When you travel or live abroad you do things that you wouldn’t normally do at home. You enjoy a beer on the Nile. You talk to people you’ve never met, maybe people from a place you’ve never heard of. You soak up every experience, because that is what you are there to do, you are there to soak up the world.
“You ate what?” your friends at home remark.
“You slept where? You did THAT?”
Confidently you respond in the affirmative, “Yes, I did THAT. We were traveling, that was just the thing to do.”
While traveling you don’t envy those left at home. You look at their routine with a bit of disdain. It might be ok for your friends and family, but routine, well it will never be ok for an explorer like you. You will never settle/fall into a routine/become shackled by normalcy.
And one day it happens. You open your laptop and you realize, you have a routine. You have settled into a daily routine of blogging, checking your email, checking your Facebook and then hitting the town to explore a bit.
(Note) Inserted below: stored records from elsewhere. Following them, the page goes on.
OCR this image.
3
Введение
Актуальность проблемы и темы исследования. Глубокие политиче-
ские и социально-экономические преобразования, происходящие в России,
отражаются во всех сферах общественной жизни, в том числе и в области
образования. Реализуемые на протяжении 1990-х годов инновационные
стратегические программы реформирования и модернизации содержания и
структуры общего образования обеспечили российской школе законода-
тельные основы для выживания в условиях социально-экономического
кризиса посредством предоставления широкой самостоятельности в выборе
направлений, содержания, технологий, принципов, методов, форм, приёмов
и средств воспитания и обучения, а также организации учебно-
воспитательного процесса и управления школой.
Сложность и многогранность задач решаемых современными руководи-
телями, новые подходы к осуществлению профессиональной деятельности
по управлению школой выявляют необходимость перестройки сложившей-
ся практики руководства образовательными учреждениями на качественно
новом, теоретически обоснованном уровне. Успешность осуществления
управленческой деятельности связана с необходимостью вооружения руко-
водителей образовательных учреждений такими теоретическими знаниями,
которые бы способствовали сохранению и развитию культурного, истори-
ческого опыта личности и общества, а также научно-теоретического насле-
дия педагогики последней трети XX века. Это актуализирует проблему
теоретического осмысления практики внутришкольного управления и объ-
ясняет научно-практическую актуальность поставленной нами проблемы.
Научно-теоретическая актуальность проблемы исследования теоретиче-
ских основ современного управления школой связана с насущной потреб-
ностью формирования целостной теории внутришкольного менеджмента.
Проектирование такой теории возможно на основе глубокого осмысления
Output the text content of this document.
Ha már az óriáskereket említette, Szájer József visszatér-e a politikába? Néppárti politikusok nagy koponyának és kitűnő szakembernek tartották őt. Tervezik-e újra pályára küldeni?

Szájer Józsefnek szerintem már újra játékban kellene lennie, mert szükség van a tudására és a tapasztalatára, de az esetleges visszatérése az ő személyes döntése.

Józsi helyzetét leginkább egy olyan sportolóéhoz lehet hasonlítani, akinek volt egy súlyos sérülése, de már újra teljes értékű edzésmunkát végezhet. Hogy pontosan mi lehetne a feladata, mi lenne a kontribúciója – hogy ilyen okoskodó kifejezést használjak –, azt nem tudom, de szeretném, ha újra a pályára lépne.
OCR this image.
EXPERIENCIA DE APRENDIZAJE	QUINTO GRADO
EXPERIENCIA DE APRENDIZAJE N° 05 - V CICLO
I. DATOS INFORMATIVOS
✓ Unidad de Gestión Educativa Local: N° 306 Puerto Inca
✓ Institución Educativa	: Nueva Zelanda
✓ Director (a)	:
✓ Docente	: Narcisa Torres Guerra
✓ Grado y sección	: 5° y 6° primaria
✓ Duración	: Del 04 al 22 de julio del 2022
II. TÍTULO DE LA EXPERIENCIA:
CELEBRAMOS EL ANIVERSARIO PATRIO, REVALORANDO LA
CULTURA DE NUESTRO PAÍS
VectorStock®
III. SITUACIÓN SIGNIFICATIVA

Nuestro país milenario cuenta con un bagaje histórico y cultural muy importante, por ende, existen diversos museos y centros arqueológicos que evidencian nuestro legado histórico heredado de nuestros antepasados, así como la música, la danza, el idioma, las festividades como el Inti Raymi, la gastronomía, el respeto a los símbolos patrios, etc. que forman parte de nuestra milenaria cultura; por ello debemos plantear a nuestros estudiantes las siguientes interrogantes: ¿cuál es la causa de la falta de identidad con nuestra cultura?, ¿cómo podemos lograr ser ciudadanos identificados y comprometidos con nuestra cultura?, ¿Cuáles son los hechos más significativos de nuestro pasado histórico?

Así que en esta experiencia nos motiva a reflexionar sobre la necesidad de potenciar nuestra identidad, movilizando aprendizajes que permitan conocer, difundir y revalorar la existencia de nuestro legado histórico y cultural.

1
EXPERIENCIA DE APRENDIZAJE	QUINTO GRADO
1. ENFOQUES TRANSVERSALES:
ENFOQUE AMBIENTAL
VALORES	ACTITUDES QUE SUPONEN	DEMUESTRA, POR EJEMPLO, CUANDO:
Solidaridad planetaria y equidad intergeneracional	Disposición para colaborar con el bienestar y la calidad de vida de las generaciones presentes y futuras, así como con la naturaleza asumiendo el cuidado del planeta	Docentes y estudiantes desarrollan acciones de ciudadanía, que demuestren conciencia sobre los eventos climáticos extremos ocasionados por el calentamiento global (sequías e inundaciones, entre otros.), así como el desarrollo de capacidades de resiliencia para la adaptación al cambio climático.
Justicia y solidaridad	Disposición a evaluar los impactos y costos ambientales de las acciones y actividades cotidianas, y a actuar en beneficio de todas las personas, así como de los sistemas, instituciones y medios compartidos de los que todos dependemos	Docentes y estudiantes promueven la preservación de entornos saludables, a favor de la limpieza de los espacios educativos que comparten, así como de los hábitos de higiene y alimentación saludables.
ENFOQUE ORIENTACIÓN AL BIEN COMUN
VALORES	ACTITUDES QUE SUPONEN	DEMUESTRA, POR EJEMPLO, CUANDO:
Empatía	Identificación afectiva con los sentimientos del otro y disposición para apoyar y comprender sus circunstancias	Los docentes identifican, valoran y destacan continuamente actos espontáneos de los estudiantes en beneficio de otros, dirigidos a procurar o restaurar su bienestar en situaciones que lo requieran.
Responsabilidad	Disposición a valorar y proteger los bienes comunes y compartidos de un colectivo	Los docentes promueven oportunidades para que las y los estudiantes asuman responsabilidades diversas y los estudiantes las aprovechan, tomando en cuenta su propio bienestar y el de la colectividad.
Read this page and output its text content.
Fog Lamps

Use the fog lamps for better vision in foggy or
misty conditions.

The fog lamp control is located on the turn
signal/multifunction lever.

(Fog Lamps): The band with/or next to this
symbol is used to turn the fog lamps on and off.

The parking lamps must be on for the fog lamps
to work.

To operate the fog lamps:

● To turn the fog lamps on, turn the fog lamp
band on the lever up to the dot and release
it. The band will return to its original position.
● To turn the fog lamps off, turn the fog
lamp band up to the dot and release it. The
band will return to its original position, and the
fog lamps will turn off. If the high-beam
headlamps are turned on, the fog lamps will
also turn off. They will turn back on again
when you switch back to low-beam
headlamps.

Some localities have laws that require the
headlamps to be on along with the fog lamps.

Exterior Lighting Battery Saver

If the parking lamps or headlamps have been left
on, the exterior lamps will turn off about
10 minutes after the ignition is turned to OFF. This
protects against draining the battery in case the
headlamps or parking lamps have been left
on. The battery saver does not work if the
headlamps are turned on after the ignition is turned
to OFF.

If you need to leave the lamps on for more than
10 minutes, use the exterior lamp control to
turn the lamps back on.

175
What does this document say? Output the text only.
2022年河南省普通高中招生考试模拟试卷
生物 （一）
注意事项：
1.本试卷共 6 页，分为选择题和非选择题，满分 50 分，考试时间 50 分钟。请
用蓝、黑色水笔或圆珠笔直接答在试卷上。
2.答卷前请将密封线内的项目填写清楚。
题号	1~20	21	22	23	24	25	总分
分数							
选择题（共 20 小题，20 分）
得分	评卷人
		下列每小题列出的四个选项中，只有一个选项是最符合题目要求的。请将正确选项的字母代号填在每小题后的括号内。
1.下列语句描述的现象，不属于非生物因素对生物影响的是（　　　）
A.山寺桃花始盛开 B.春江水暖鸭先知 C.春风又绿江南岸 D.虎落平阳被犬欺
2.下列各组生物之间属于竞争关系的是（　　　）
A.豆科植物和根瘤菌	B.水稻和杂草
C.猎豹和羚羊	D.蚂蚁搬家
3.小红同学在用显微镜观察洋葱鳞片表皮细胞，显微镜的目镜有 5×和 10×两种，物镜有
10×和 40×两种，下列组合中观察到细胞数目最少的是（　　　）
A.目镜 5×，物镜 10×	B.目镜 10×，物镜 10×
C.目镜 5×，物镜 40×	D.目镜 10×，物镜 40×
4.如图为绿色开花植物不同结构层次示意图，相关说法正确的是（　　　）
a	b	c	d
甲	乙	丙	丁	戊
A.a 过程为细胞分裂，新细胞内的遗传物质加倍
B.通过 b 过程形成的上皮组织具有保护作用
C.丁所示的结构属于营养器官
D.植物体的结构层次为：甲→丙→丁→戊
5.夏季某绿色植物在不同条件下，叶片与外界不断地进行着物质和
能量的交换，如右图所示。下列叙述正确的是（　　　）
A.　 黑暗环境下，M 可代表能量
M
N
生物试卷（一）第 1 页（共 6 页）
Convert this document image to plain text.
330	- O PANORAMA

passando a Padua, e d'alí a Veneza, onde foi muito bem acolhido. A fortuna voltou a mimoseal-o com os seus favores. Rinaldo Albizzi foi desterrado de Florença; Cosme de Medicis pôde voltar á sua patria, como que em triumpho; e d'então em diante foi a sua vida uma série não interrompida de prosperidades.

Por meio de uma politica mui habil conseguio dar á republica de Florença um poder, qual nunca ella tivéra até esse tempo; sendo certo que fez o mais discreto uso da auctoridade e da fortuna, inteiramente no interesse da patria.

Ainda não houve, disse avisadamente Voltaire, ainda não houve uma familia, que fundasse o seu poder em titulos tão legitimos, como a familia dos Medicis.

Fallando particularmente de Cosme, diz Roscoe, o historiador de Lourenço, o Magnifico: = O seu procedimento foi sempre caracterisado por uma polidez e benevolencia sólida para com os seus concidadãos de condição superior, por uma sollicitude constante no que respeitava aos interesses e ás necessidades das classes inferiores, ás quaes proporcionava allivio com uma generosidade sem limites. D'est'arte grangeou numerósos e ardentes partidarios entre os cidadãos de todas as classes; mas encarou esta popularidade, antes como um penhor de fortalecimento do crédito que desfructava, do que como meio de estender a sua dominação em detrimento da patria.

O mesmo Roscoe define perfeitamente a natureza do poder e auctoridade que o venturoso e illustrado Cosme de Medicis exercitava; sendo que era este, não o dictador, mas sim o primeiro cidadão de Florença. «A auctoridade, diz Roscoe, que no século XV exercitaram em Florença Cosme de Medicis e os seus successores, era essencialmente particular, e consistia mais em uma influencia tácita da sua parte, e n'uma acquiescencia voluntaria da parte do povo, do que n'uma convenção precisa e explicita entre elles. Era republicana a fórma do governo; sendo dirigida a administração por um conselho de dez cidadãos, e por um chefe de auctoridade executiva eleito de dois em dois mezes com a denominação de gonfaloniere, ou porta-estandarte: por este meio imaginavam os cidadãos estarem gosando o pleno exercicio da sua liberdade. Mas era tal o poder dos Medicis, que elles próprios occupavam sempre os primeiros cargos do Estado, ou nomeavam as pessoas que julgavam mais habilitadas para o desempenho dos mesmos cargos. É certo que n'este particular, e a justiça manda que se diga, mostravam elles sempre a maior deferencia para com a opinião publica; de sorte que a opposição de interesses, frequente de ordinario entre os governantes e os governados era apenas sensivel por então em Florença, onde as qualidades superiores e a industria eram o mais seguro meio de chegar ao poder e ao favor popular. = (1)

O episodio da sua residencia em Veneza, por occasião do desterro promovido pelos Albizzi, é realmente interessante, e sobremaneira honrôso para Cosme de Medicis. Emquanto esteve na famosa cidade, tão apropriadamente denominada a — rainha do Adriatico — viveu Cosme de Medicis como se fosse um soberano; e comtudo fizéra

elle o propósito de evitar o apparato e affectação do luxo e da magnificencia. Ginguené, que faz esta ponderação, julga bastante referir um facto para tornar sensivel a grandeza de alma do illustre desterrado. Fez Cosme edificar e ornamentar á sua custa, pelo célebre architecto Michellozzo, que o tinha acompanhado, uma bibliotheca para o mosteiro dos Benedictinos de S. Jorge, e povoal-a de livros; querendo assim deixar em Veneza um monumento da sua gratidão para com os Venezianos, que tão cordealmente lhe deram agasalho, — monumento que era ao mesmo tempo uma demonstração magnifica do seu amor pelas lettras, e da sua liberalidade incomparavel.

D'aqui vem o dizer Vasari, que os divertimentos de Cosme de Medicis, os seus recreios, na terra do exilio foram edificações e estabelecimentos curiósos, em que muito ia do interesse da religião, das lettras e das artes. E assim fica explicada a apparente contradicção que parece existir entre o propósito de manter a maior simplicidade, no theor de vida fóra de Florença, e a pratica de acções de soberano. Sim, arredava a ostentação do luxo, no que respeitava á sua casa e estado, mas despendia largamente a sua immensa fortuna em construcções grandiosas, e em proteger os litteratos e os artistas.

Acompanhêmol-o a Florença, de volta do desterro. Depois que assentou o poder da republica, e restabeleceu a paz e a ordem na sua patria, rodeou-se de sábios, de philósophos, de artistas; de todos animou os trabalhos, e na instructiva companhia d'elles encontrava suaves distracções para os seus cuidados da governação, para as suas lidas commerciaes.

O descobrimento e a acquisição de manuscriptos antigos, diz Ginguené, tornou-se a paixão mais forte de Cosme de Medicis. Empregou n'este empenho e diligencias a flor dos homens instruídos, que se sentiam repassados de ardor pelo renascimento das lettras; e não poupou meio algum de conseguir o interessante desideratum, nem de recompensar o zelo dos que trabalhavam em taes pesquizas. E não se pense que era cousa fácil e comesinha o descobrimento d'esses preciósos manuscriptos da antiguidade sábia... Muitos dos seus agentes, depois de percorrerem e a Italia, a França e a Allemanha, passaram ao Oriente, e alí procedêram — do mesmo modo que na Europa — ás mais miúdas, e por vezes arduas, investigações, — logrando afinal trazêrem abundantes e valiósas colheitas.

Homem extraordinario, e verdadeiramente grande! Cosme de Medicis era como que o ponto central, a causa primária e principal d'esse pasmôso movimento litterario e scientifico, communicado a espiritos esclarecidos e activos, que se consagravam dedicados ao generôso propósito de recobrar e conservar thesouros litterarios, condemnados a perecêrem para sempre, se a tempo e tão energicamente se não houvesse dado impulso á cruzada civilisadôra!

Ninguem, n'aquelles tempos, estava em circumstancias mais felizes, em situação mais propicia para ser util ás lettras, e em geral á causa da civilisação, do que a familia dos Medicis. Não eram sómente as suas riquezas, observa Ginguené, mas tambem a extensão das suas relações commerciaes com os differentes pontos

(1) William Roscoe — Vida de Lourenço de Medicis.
Map and guidebook in hand you plot out your day or your week or if you are really organized, your next two weeks. You set up a routine.
Now that I have a routine I have to wonder whether routine is actually bad. Is knowing where you are going or what you are doing a bad thing? I’m an adventurer at heart, but I recognize that I also crave normalcy. I love knowing within reason what is coming up next. Sure I love surprises and I roll with the punches when things come up, but I do love feeling like my life has a direction. It gives me some sort of sense of purpose in my life. Now that I’m living a less nomadic life, I’m surprised at how happy routine makes me. Call it a revelation if you will, something about myself that I would have never known had I not traveled, but not something that I recognized on the road.
I thought switching between my traveler life and a less nomadic life would be harder than it was. Don’t get me wrong, it was very difficult, but it was a lot easier than I expected. Perhaps it is because I was craving that which I was pushing away so much, perhaps it is because I was craving a routine, or just this adorable puppy.
People ask us all the time if we’d do another RTW. Our responses have changed depending on the day, the moment and what is going on. Each time we speak with other travelers, especially those living a nomadic lifestyle I think that the conversation is going to be hard, that it is going to make me want to be nomadic again – but it almost never does. I find that I don’t envy those that are living out of a backpack or from flight to flight. I don’t think about exploring a region for a year or going out to travel without a plan. Instead I think about taking a few weeks off to intimately explore one region in particular or to achieve one goal in particular (usually an epic hike or a mountain!).
Maybe it’s not a switch between lives that takes a person from the life of a travel to something more normal. Maybe it is a switching between phases of life.
I like living a balanced life of traveling and having roots. I’m not sure I could do a RTW. I need both!